Last Update: February 21, 2022
Homogeneity of Regression Slopes: Dummy Variables in R can be done using lmtest
package waldtest
function for evaluating whether linear regression intercept and slopes are homogeneous across populations. Main parameters within waldtest
function are object
with restricted and unrestricted linear regression lm
objects, and test
with string specifying whether to do an F-test or a chi-square test.
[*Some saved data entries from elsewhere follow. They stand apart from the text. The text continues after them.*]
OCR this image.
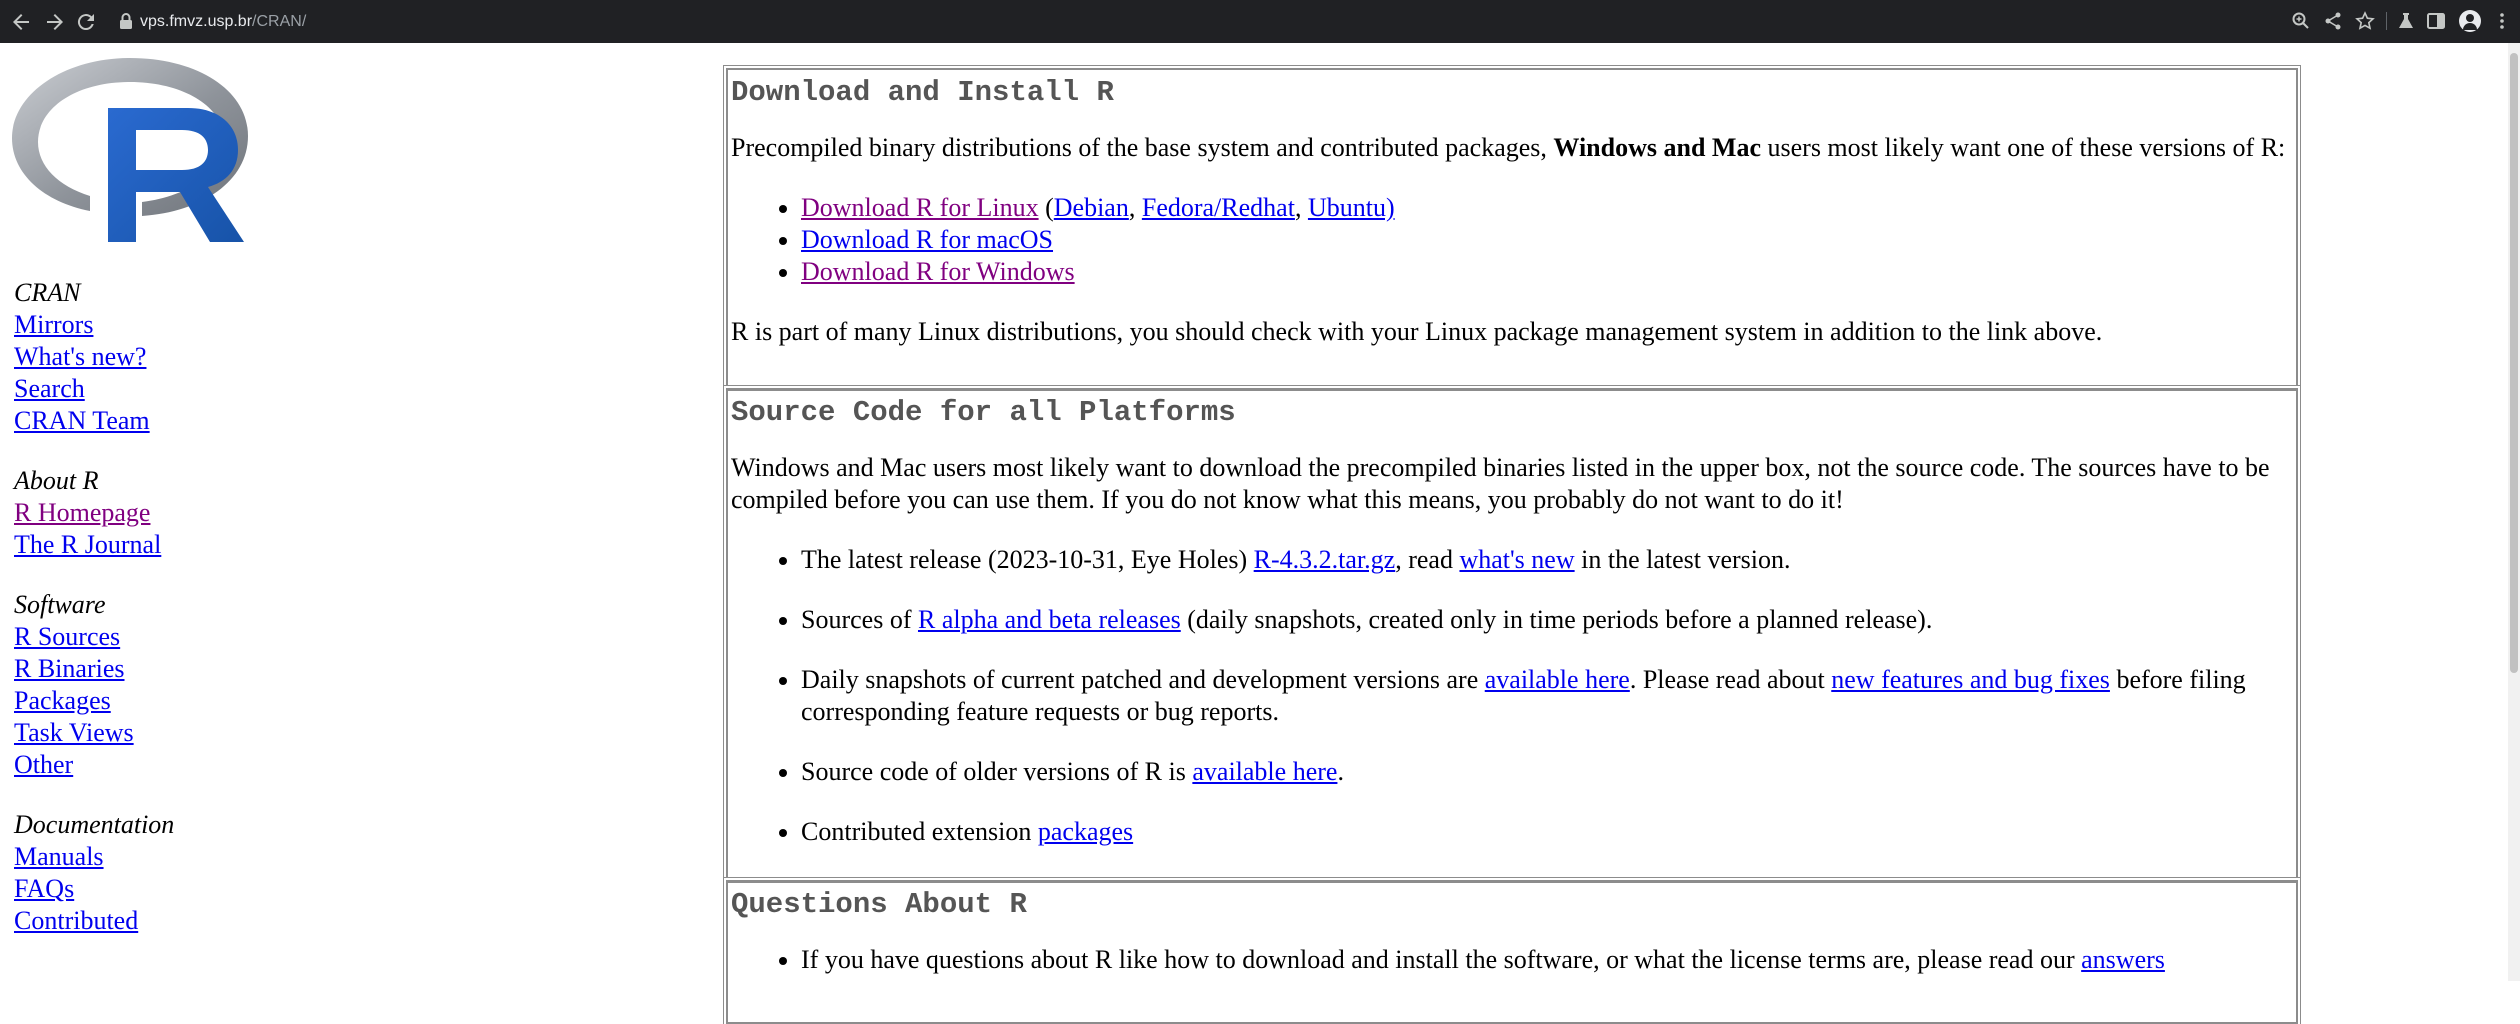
vps.fmvz.usp.br/CRAN/
CRAN
Mirrors
What's new?
Search
CRAN Team
About R
R Homepage
The R Journal
Software
R Sources
R Binaries
Packages
Task Views
Other
Documentation
Manuals
FAQs
Contributed
Download and Install R

Precompiled binary distributions of the base system and contributed packages, Windows and Mac users most likely want one of these versions of R:

• Download R for Linux (Debian, Fedora/Redhat, Ubuntu)
• Download R for macOS
• Download R for Windows

R is part of many Linux distributions, you should check with your Linux package management system in addition to the link above.

Source Code for all Platforms

Windows and Mac users most likely want to download the precompiled binaries listed in the upper box, not the source code. The sources have to be compiled before you can use them. If you do not know what this means, you probably do not want to do it!

• The latest release (2023-10-31, Eye Holes) R-4.3.2.tar.gz, read what's new in the latest version.
• Sources of R alpha and beta releases (daily snapshots, created only in time periods before a planned release).
• Daily snapshots of current patched and development versions are available here. Please read about new features and bug fixes before filing corresponding feature requests or bug reports.
• Source code of older versions of R is available here.
• Contributed extension packages
Questions About R
• If you have questions about R like how to download and install the software, or what the license terms are, please read our answers
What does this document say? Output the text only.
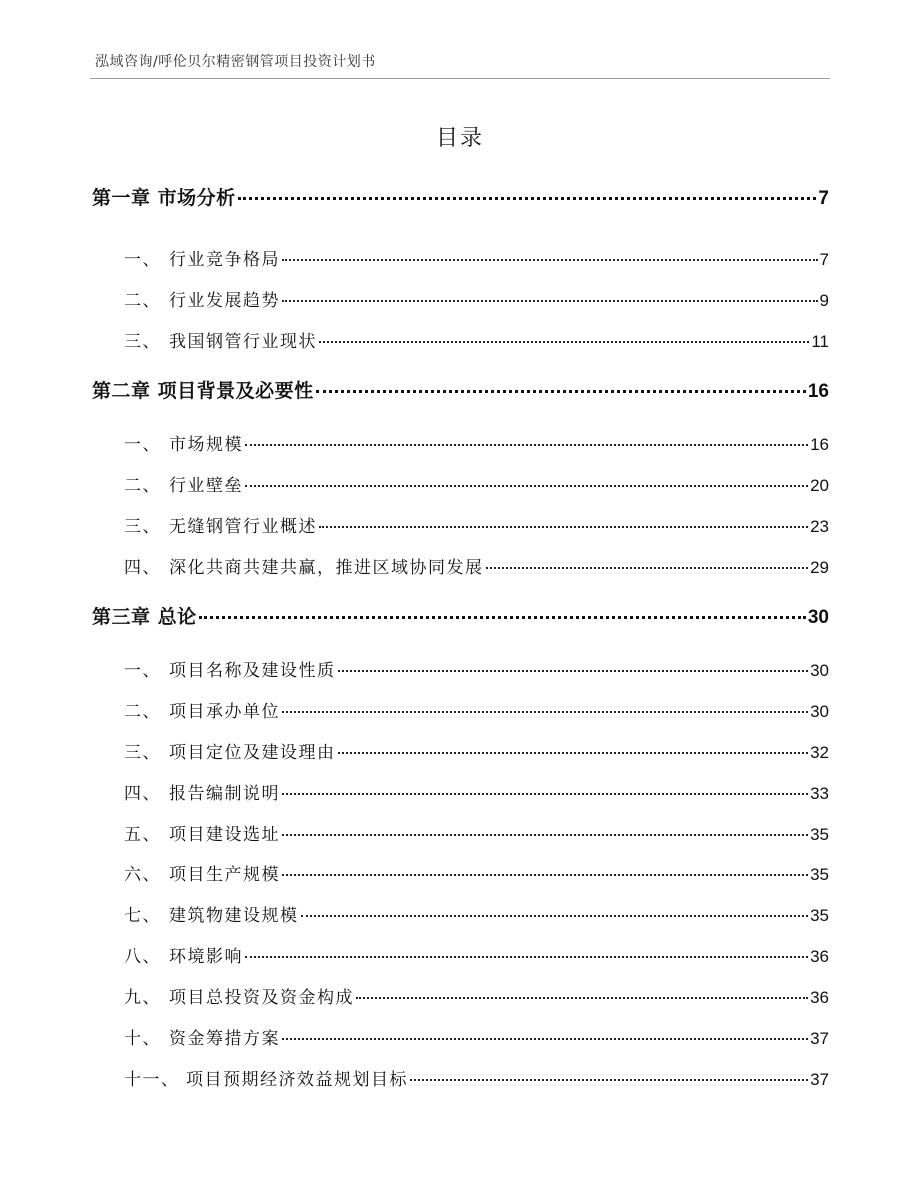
泓域咨询/呼伦贝尔精密钢管项目投资计划书
目录
第一章 市场分析	7
一、 行业竞争格局	7
二、 行业发展趋势	9
三、 我国钢管行业现状	11
第二章 项目背景及必要性	16
一、 市场规模	16
二、 行业壁垒	20
三、 无缝钢管行业概述	23
四、 深化共商共建共赢，推进区域协同发展	29
第三章 总论	30
一、 项目名称及建设性质	30
二、 项目承办单位	30
三、 项目定位及建设理由	32
四、 报告编制说明	33
五、 项目建设选址	35
六、 项目生产规模	35
七、 建筑物建设规模	35
八、 环境影响	36
九、 项目总投资及资金构成	36
十、 资金筹措方案	37
十一、 项目预期经济效益规划目标	37
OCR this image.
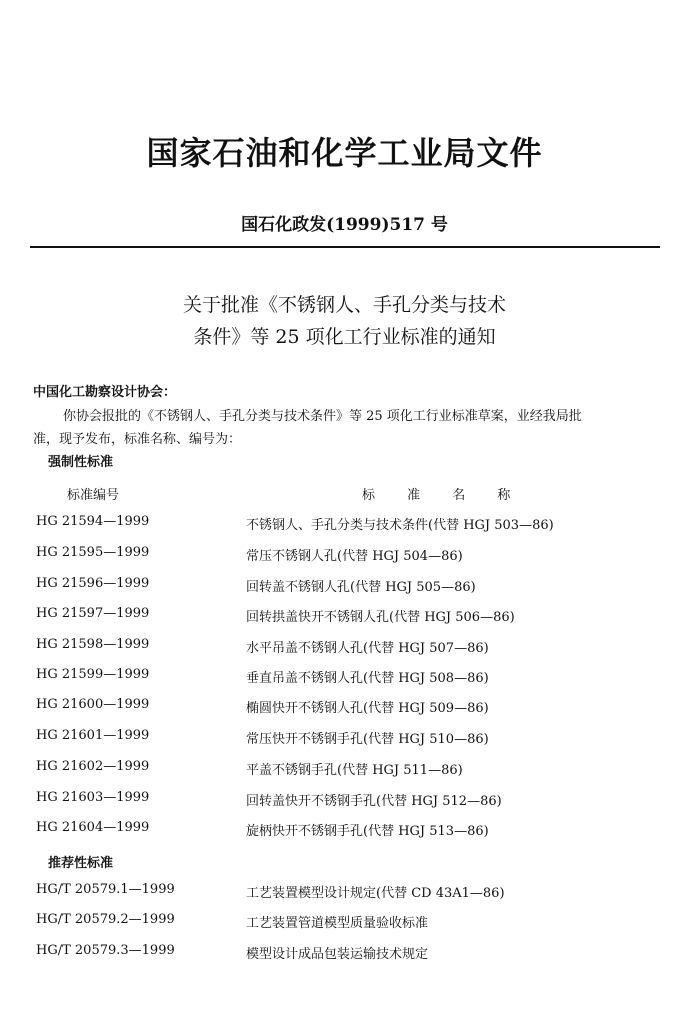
国家石油和化学工业局文件
国石化政发(1999)517 号
关于批准《不锈钢人、手孔分类与技术
条件》等 25 项化工行业标准的通知
中国化工勘察设计协会：
你协会报批的《不锈钢人、手孔分类与技术条件》等 25 项化工行业标准草案，业经我局批
准，现予发布，标准名称、编号为：
强制性标准
标准编号	标 准 名 称
HG 21594—1999	不锈钢人、手孔分类与技术条件(代替 HGJ 503—86)
HG 21595—1999	常压不锈钢人孔(代替 HGJ 504—86)
HG 21596—1999	回转盖不锈钢人孔(代替 HGJ 505—86)
HG 21597—1999	回转拱盖快开不锈钢人孔(代替 HGJ 506—86)
HG 21598—1999	水平吊盖不锈钢人孔(代替 HGJ 507—86)
HG 21599—1999	垂直吊盖不锈钢人孔(代替 HGJ 508—86)
HG 21600—1999	椭圆快开不锈钢人孔(代替 HGJ 509—86)
HG 21601—1999	常压快开不锈钢手孔(代替 HGJ 510—86)
HG 21602—1999	平盖不锈钢手孔(代替 HGJ 511—86)
HG 21603—1999	回转盖快开不锈钢手孔(代替 HGJ 512—86)
HG 21604—1999	旋柄快开不锈钢手孔(代替 HGJ 513—86)
推荐性标准
HG/T 20579.1—1999	工艺装置模型设计规定(代替 CD 43A1—86)
HG/T 20579.2—1999	工艺装置管道模型质量验收标准
HG/T 20579.3—1999	模型设计成品包装运输技术规定
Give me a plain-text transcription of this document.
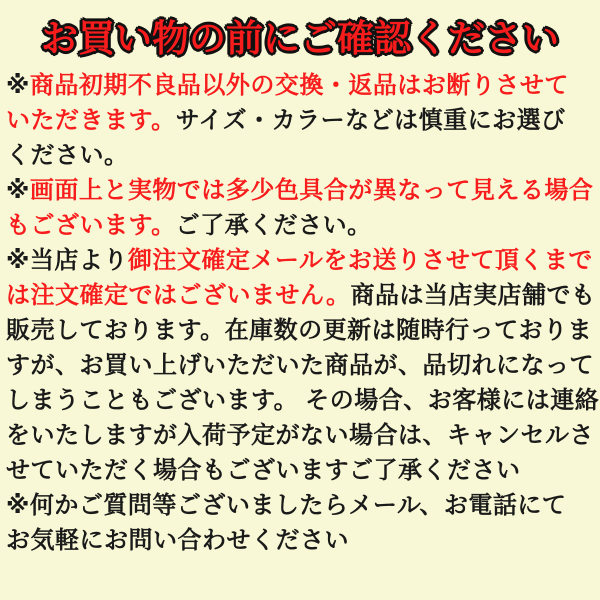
お買い物の前にご確認ください
※商品初期不良品以外の交換・返品はお断りさせて
いただきます。サイズ・カラーなどは慎重にお選び
ください。
※画面上と実物では多少色具合が異なって見える場合
もございます。ご了承ください。
※当店より御注文確定メールをお送りさせて頂くまで
は注文確定ではございません。商品は当店実店舗でも
販売しております。在庫数の更新は随時行っておりま
すが、お買い上げいただいた商品が、品切れになって
しまうこともございます。 その場合、お客様には連絡
をいたしますが入荷予定がない場合は、キャンセルさ
せていただく場合もございますご了承ください
※何かご質問等ございましたらメール、お電話にて
お気軽にお問い合わせください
As example, we can do homogeneity Wald test from unrestricted multiple linear regression of house prices explained by its lot size, number of bedrooms and air conditioning as dummy independent variable using data included within AER
package HousePrices
object [1].
First, we load packages AER
for data and lmtest
for Wald test [2].
In [1]:
library(AER)
library(lmtest)
Second, we create HousePrices
data object from AER
package using data
function and print first six rows, first three columns and tenth column of data using head
function to view data.frame
structure.
In [2]:
data(HousePrices)
head(HousePrices[, c(1:3, 10)])
Out [2]:
price lotsize bedrooms aircon
1 42000 5850 3 no
2 38500 4000 2 no
3 49500 3060 3 no
4 60500 6650 3 no
5 61000 6360 2 no
6 66000 4160 3 yes
Third, we fit restricted multiple linear regression using lm
function and store results within mlr1
object. Within lm
function, parameter formula = price ~ lotsize + bedrooms
fits restricted model where house price is explained by its lot size and number of bedrooms.
In [3]:
mlr1 <- lm(formula = price ~ lotsize + bedrooms, data = HousePrices)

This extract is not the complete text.